The comet was looking better tonight and I was able to view it naked eye as a soft ‘star’ in the twilight. Besides binoculars, I also brought the 8-inch Dob to a school parking lot on McMillan Mesa. The view was most pleasing through binoculars, but some of the delicate structure was more apparent through the scope. I tried to capture the essentials in the sketch above. It’s always awesome watching a comet sink behind the treeline.

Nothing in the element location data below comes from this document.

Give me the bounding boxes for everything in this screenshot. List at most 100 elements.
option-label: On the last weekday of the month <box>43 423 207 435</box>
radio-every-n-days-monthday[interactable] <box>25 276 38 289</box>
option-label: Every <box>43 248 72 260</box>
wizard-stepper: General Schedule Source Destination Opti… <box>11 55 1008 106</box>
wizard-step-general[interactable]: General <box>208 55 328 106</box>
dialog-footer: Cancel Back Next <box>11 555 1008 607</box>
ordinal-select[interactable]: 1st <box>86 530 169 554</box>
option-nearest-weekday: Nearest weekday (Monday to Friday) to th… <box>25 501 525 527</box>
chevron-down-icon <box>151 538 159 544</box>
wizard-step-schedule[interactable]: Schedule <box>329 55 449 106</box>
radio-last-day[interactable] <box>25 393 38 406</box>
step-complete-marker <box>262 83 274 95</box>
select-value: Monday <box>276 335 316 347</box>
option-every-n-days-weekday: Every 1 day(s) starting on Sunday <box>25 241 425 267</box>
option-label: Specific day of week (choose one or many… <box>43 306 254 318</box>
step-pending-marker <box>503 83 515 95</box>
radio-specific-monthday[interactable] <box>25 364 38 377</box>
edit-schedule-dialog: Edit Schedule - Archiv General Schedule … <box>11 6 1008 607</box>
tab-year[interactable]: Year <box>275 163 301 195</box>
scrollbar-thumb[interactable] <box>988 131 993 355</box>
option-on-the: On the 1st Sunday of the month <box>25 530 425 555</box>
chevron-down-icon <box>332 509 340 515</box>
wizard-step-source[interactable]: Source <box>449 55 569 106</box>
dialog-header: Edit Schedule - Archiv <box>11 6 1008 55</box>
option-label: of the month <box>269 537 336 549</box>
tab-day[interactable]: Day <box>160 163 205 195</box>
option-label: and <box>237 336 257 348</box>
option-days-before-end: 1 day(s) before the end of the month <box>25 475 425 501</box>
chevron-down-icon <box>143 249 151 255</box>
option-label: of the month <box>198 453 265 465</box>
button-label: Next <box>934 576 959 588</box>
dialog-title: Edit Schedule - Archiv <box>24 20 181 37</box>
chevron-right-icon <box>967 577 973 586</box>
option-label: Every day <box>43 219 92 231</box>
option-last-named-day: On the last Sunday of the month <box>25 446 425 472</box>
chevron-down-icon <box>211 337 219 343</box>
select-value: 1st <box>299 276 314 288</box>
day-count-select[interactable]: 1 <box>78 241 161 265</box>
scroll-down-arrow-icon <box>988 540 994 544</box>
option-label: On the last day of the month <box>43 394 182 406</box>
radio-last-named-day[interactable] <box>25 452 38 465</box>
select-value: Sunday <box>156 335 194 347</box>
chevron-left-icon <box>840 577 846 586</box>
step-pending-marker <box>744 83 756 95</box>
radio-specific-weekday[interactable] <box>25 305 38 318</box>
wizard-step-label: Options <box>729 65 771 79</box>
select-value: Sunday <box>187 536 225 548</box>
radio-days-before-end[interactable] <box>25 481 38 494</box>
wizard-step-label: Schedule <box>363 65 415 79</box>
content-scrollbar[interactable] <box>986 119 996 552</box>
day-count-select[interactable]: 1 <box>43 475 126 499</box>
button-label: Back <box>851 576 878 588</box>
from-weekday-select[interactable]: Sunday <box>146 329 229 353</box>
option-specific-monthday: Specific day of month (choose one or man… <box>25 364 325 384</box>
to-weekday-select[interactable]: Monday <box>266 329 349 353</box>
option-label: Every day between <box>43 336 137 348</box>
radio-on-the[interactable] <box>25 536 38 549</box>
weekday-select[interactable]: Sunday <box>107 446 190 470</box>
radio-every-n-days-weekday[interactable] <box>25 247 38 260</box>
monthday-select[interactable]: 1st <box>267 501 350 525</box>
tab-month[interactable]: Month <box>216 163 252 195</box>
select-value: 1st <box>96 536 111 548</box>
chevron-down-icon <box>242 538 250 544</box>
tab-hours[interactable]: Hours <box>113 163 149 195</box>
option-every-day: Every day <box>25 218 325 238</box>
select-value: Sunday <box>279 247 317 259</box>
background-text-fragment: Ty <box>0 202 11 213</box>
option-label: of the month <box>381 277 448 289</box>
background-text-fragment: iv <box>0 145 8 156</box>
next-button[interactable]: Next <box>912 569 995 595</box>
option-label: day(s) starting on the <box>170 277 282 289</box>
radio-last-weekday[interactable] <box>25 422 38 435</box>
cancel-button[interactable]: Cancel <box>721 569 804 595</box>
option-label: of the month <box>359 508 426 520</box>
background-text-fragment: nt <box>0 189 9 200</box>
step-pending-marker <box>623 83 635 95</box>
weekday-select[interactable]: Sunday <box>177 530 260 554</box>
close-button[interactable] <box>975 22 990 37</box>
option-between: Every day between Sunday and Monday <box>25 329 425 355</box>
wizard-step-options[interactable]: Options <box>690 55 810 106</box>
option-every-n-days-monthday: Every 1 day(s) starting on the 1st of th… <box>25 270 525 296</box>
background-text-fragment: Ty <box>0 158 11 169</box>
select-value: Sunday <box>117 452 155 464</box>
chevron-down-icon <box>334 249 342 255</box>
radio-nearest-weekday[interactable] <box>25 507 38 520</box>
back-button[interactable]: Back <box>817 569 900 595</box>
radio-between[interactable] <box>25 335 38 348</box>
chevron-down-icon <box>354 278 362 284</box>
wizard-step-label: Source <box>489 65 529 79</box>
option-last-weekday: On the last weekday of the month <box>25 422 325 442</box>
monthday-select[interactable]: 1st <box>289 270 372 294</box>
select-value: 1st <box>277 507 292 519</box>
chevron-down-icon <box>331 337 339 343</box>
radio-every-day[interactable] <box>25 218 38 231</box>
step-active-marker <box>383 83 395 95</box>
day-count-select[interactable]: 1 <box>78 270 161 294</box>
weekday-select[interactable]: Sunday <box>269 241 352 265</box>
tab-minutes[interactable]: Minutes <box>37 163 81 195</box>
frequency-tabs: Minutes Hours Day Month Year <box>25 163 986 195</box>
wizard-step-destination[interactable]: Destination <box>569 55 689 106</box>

I shot and stacked a few photos with my Canon 300D, but since my lens only zooms to 105 mm, the comet was pretty shrimpy in the images. I snagged a few more photos through the binoculars and telecope with the iPhone camera. That gave larger scale, but the images are pretty noisy.
Subject | C/2011 L4 (PanSTARRS) |
Classification | Comet |
Position (J2000) | Pisces: [RA: 0 28.211 / Dec: -0° 1.507′ ]* |
Magnitude | Not estimated |
Date/Time | MARCH 11, 2013 – 7:00-7:25 PM MST (MARCH 12, 2013 – 0200-0225 UT) |
Observing Loc. | Flagstaff, AZ – McMillan Mesa |
Instrument | 15 x 70 Oberwerk Binoculars Orion SkyQuest XT8 (8″ f/5.9 Newtonian) |
Conditions | Clear, twilight, some thin cirrus |
Seeing | Not estimated |
Transparency | Nautical Twilight |
*References | Starry Night Pro |
That’s fantastic, Jeremy! You really set the bar for the rest of us.
Wow, thanks Erika! At this point, I think the real bar for everyone has been the elusive cloud-free/haze-free horizon. (I’ve counted myself really fortunate the last couple nights.) I hope you get it and the moon tonight! I can’t wait to see the results.